If you pay much attention to the world of Craft Beer recently then you have almost certainly seen a number of online articles whose headlines read like this: “I Think Craft Beer is (Stupid/Bad/Pretentious/Responsible for Pearl Harbor)!” Whatever the ridiculous inanity that sprouts up for these opinion pieces is, the fact is that it catches our eyes because we care about the subject matter. Fans of Craft Beer have been fighting an uphill battle for the last four decades or so to get attention, recognition, and a share of the spotlight in the popular consciousness.
Well congratulations, we’ve got it.
Having someone openly insult your interests is a surefire sign that your movement has now gained some serious traction and importance. It would be pointless to ridicule something that no one cares about, the whole point is to rile up anger amongst the largest group of people possible to fuel discussion and increase readership. It’s similar to that moment when a celebrity first appears on South Park. Chances are good that that person is going to get horribly ridiculed or even degraded, but they just made it on to South Park!

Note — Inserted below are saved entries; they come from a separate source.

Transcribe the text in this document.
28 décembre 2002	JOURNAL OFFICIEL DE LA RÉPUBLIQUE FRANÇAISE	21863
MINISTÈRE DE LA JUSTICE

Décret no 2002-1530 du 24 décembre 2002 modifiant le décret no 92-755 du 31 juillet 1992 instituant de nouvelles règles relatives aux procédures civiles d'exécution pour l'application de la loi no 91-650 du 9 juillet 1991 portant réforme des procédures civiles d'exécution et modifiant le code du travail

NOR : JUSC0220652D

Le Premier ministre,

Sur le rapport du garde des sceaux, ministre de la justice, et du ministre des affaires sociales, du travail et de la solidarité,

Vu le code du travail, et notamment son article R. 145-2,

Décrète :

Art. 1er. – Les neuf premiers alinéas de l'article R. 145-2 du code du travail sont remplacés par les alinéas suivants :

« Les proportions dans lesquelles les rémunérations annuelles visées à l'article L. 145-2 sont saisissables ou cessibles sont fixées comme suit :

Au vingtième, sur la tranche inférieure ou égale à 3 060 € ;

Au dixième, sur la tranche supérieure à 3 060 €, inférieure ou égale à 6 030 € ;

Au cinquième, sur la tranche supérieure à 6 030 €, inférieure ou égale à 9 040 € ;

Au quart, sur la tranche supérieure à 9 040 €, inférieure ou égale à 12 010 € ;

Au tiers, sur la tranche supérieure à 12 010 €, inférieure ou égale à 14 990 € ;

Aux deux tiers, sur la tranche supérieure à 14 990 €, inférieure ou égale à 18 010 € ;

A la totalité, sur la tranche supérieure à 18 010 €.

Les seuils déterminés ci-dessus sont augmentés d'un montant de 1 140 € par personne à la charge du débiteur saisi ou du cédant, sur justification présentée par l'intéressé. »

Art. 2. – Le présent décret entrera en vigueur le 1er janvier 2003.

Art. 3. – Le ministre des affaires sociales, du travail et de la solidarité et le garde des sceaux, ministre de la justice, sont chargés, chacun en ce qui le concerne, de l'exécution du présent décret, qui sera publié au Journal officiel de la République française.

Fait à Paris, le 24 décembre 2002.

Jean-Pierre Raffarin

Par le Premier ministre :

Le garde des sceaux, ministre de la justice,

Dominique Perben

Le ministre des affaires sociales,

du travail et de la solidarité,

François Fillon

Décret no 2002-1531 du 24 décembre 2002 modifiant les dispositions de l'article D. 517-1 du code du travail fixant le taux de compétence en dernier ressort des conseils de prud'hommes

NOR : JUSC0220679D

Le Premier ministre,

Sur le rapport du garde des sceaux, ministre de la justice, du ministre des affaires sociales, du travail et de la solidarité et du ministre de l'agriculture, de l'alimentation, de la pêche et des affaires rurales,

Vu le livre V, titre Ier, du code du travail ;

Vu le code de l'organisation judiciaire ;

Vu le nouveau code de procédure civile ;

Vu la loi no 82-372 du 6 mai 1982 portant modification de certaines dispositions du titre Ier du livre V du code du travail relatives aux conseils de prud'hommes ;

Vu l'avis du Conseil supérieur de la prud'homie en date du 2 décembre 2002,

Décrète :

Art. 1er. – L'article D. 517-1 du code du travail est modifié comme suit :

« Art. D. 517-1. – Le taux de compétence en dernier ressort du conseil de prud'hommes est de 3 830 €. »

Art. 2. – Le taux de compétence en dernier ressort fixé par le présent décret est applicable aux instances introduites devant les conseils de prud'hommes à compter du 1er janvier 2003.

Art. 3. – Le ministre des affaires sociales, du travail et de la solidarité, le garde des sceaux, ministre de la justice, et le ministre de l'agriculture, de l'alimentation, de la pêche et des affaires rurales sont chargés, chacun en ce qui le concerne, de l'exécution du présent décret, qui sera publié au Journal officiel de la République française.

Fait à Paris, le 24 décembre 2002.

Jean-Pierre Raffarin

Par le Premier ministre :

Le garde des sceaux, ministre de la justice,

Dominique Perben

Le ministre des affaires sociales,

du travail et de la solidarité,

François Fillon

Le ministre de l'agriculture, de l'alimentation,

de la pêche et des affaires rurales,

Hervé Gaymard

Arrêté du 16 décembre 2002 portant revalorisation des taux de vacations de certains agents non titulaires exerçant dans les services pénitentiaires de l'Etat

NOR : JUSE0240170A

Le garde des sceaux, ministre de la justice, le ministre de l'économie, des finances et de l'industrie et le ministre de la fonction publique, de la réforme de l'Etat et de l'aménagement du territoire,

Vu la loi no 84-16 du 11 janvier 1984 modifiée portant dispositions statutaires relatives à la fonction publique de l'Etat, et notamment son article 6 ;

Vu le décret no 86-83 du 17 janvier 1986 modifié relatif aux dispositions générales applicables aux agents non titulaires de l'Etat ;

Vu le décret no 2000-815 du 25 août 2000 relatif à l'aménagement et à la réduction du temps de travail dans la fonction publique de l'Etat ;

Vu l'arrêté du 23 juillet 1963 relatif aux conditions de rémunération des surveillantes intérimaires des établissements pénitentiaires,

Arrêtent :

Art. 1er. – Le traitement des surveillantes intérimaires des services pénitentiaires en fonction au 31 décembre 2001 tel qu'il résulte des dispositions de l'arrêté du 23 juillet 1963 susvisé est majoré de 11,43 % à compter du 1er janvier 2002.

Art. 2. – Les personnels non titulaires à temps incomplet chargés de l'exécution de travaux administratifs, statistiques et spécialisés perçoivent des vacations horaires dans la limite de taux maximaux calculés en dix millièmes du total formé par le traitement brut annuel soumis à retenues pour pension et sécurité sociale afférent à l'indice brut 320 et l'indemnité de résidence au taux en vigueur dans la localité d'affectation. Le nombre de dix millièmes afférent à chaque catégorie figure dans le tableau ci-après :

We’ve all heard the phrase “any press is good press” and the fact is that when people feel the need to publicly point out the flaws in a person or movement, they are acknowledging that the subject matters. I take it as a point of pride that people whose opinions mean nothing to me are taking the time to denigrate my passion for good beer. Having said that, we need to be careful to make sure we aren’t inadvertently supporting these people whose best journalistic works break down to: “I don’t like what you like so you’re stupid!”

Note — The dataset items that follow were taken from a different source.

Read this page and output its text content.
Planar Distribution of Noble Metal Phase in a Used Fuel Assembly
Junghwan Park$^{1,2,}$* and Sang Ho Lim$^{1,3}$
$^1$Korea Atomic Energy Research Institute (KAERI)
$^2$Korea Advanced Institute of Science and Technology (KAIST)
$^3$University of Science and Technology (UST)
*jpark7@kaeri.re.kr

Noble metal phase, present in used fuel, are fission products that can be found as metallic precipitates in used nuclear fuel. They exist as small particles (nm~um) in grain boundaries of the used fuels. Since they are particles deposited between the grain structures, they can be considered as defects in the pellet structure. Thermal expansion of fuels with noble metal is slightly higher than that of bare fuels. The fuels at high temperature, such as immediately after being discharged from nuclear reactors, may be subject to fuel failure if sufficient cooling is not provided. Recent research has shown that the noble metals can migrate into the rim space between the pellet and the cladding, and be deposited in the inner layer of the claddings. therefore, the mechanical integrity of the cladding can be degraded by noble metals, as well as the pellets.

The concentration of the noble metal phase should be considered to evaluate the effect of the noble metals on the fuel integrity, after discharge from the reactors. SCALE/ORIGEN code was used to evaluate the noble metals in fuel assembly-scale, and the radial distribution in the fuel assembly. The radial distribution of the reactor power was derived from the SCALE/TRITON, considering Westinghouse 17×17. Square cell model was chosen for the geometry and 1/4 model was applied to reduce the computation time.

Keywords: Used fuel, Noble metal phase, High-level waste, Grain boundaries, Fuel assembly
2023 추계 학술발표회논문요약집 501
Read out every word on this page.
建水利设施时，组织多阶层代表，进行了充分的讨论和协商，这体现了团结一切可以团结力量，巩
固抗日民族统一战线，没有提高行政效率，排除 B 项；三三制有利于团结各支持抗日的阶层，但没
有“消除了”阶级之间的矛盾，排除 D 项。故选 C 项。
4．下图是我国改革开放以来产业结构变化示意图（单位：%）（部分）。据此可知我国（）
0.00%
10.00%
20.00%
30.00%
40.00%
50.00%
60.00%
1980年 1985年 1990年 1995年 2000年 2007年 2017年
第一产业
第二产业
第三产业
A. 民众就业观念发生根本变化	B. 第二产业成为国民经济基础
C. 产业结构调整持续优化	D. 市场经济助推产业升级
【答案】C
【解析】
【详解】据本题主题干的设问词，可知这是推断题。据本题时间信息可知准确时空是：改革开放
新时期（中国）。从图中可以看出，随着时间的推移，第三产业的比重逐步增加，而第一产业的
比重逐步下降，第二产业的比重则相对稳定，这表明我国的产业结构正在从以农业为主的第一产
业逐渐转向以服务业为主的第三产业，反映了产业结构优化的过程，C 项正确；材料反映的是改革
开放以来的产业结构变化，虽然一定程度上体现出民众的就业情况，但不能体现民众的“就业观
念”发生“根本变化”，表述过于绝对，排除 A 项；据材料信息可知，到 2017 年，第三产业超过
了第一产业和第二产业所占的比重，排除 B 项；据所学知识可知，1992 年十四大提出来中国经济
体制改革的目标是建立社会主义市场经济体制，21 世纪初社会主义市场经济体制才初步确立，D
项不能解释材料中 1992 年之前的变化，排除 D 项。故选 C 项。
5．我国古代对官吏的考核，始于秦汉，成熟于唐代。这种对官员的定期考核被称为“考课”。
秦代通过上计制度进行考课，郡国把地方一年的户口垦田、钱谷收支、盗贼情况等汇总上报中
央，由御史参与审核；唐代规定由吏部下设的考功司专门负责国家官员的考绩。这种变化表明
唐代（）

These troll articles (for that is all they are) work off of a simple premise: “lots of people care about this, so I’m going to insult it with whatever thoughtless drivel I can come up with. They will all read it to convince themselves that I’m wrong.” and that’s when they’ve got you. The moment you click on the headline to read the article that has aroused your fury, they win. “Click Bait” is the common term for these articles, and I don’t think I have to go in to further detail on how or why they work.
Perhaps the most unfortunate thing is that these articles are often shared to my social media by well-respected organizations that I follow. It isn’t their fault of course; the more respectable beer media outlets share these articles in an effort to give a fair representation of both sides of an argument. Unfortunately, the authors of these sad excuses for editorial probably know they can count on the organizations to spread their work. The only solution therefore is for the individual reader to understand the nature of these articles, and when presented with the obvious click-bait headlines, choose not to open the page.

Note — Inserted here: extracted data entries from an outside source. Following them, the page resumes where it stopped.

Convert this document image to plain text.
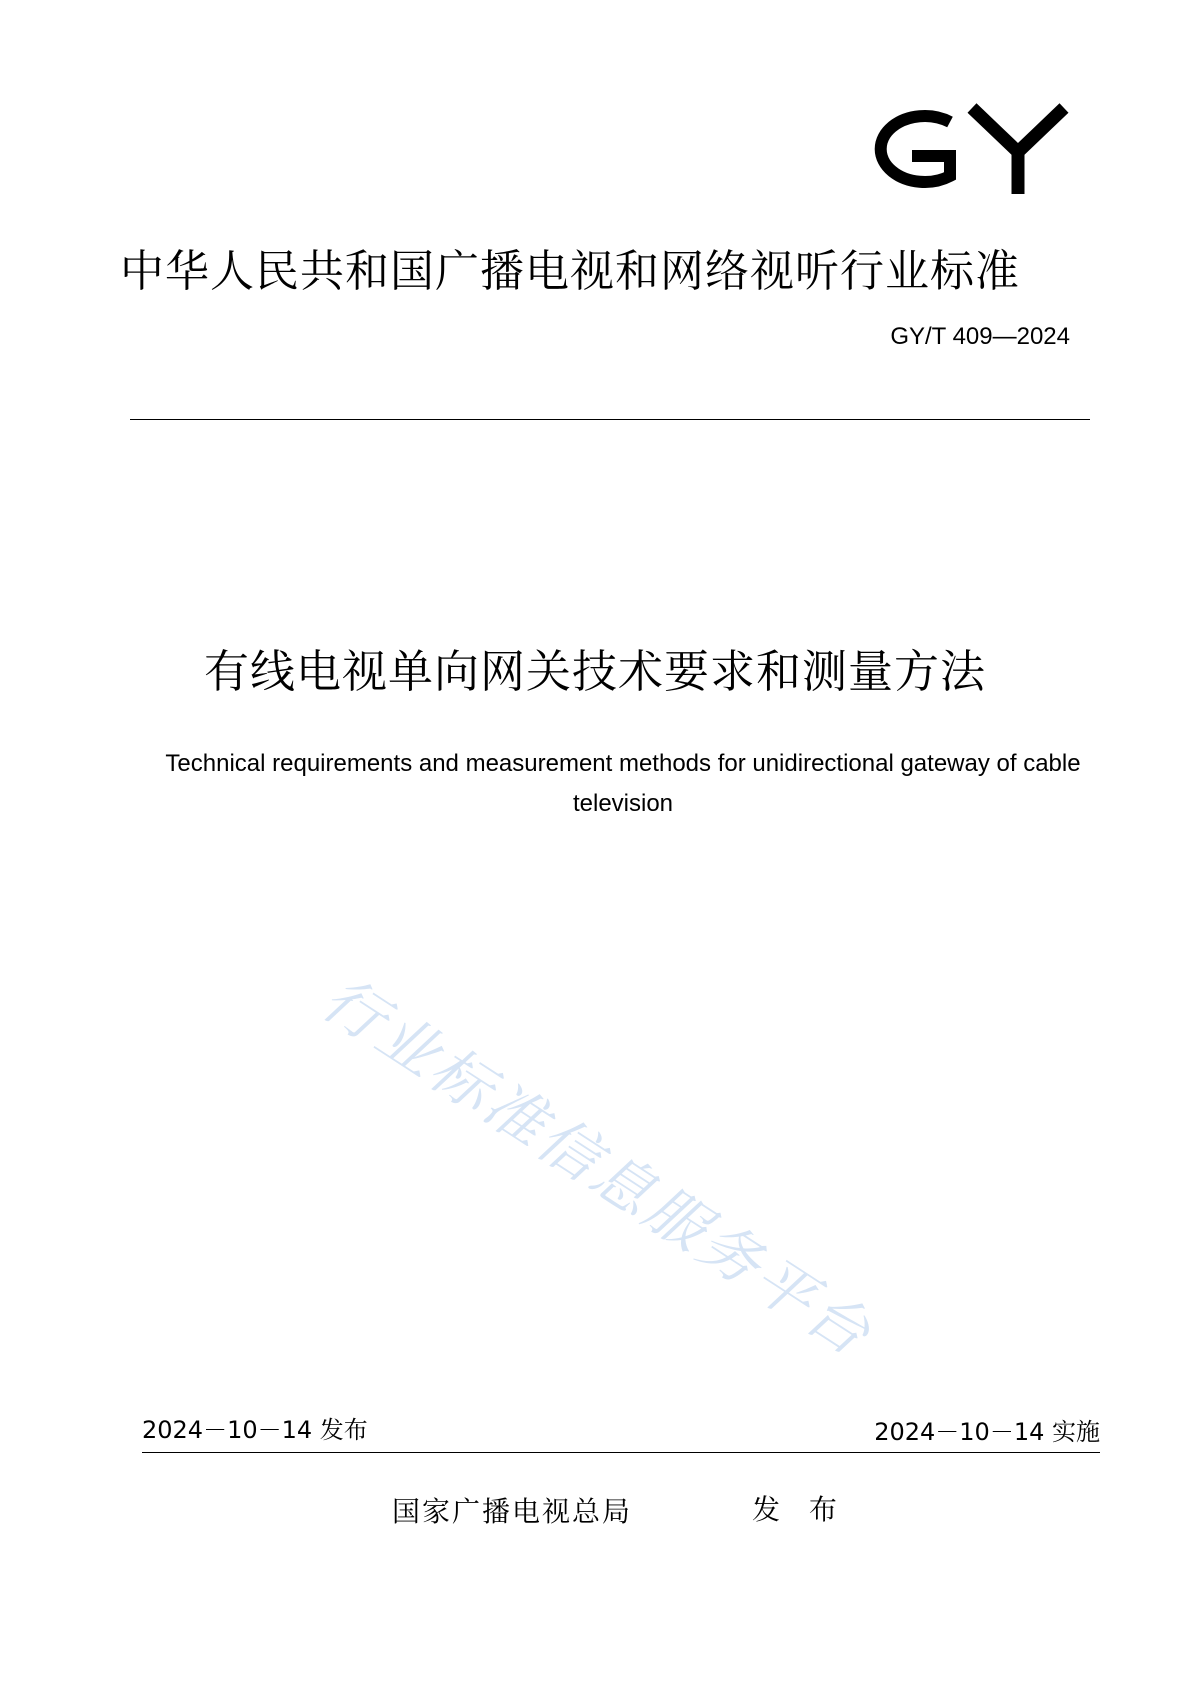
中华人民共和国广播电视和网络视听行业标准
GY/T 409—2024
有线电视单向网关技术要求和测量方法
Technical requirements and measurement methods for unidirectional gateway of cable television
行业标准信息服务平台
2024－10－14 发布	2024－10－14 实施
国家广播电视总局	发 布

This gets down to a bigger issue amongst beer lovers. Craft Beer has taken some serious shots in recent months, and not just from the pond scum of journalism who desperately want us to know that they are too cool to care about their beer. More and more, words like “snobby”, “pretentious”, and “hipster” are getting thrown out to describe Craft Beer drinkers. There is a lot of truth to these descriptors in the Craft Beer community, and you could certainly use any or all of those three words when talking about me to a degree of accuracy.
My solution? I’ve just stopped caring. Rather than worrying over whether or not I’m being a snob when I spend two hours discussing the finer points of proper glassware, I just accept that by some people’s judgment I am most definitely a snob, but in the opinion of the people I most enjoying talking and drinking with, I’m just another guy who loves beer. I have my own opinion on what makes a person a beer snob, it’s one very simple principle: if you try to tell someone else what they should and should not like, you have become a snob in my mind. Beer is subjective, we all have our opinions. But hey, that’s just me, the point is that as Craft Beer lovers we all need to define for ourselves what is and is not proper. At the very least we need to agree that we are not going to allow our interests to be defined by people whose only goal is to see how many of us will click on their headline.
So please, don’t feed the trolls.
(Note: In the interest of scholarship I would usually provide references to the articles that I am talking about, I have specifically chosen not to do this for the express purpose of not feeding their readership further. Also, I do appreciate the irony of expressing these thoughts in this medium. Irony is fun.)